Our MLOps Observability Stack
How we monitor ML models in production. From data drift detection to latency percentiles. The tools and patterns that stuck.
MLOps AI
The Problem
Traditional application monitoring doesn’t capture ML-specific failure modes. Your API can return 200 OK while the model silently degrades.
What We Monitor
Model quality metrics
- Output distribution drift (KL divergence against baseline)

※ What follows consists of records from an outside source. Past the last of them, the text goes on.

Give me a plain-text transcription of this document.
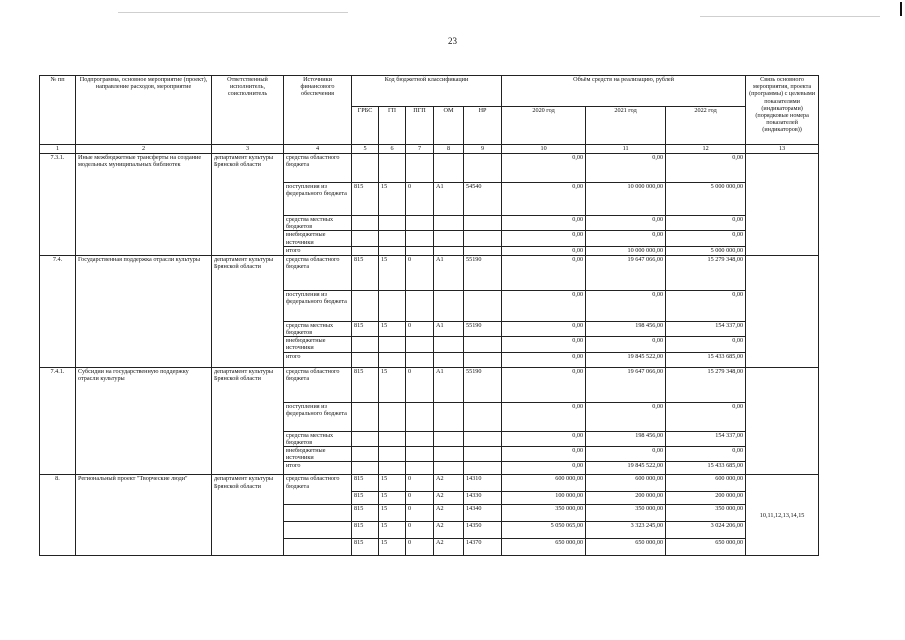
23
№ пп	Подпрограмма, основное мероприятие (проект), направление расходов, мероприятие	Ответственный исполнитель, соисполнитель	Источники финансового обеспечения	Код бюджетной классификации					Объём средств на реализацию, рублей			Связь основного мероприятия, проекта (программы) с целевыми показателями (индикаторами) (порядковые номера показателей (индикаторов))
				ГРБС	ГП	ПГП	ОМ	НР	2020 год	2021 год	2022 год	
1	2	3	4	5	6	7	8	9	10	11	12	13
7.3.1.	Иные межбюджетные трансферты на создание модельных муниципальных библиотек	департамент культуры Брянской области	средства областного бюджета						0,00	0,00	0,00	
			поступления из федерального бюджета	815	15	0	A1	54540	0,00	10 000 000,00	5 000 000,00	
			средства местных бюджетов						0,00	0,00	0,00	
			внебюджетные источники						0,00	0,00	0,00	
			итого						0,00	10 000 000,00	5 000 000,00	
7.4.	Государственная поддержка отрасли культуры	департамент культуры Брянской области	средства областного бюджета	815	15	0	A1	55190	0,00	19 647 066,00	15 279 348,00	
			поступления из федерального бюджета						0,00	0,00	0,00	
			средства местных бюджетов	815	15	0	A1	55190	0,00	198 456,00	154 337,00	
			внебюджетные источники						0,00	0,00	0,00	
			итого						0,00	19 845 522,00	15 433 685,00	
7.4.1.	Субсидии на государственную поддержку отрасли культуры	департамент культуры Брянской области	средства областного бюджета	815	15	0	A1	55190	0,00	19 647 066,00	15 279 348,00	
			поступления из федерального бюджета						0,00	0,00	0,00	
			средства местных бюджетов						0,00	198 456,00	154 337,00	
			внебюджетные источники						0,00	0,00	0,00	
			итого						0,00	19 845 522,00	15 433 685,00	
8.	Региональный проект "Творческие люди"	департамент культуры Брянской области	средства областного бюджета	815	15	0	A2	14310	600 000,00	600 000,00	600 000,00	10,11,12,13,14,15
				815	15	0	A2	14330	100 000,00	200 000,00	200 000,00	
				815	15	0	A2	14340	350 000,00	350 000,00	350 000,00	
				815	15	0	A2	14350	5 050 065,00	3 323 245,00	3 024 206,00	
				815	15	0	A2	14370	650 000,00	650 000,00	650 000,00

- Confidence score distributions
- Human feedback signals (thumbs up/down, corrections)
Infrastructure metrics
- Inference latency (p50, p95, p99)
- GPU utilisation and memory pressure
- Queue depth and throughput
Data pipeline health
- Feature freshness and completeness
- Embedding index staleness
- Data schema validation failures
The Stack
We settled on a combination of:
- Prometheus + Grafana for infrastructure metrics
- Custom Python service for model quality metrics
- BigQuery for long-term analysis and drift detection
- PagerDuty for alerting (with sensible thresholds)
Key Lesson
The most useful alert we built: “confidence distribution has shifted significantly in the last hour.” This caught three incidents before users noticed, including a corrupted embedding index that would have taken days to spot otherwise.
Don’t just monitor whether the system is running. Monitor whether it’s running well.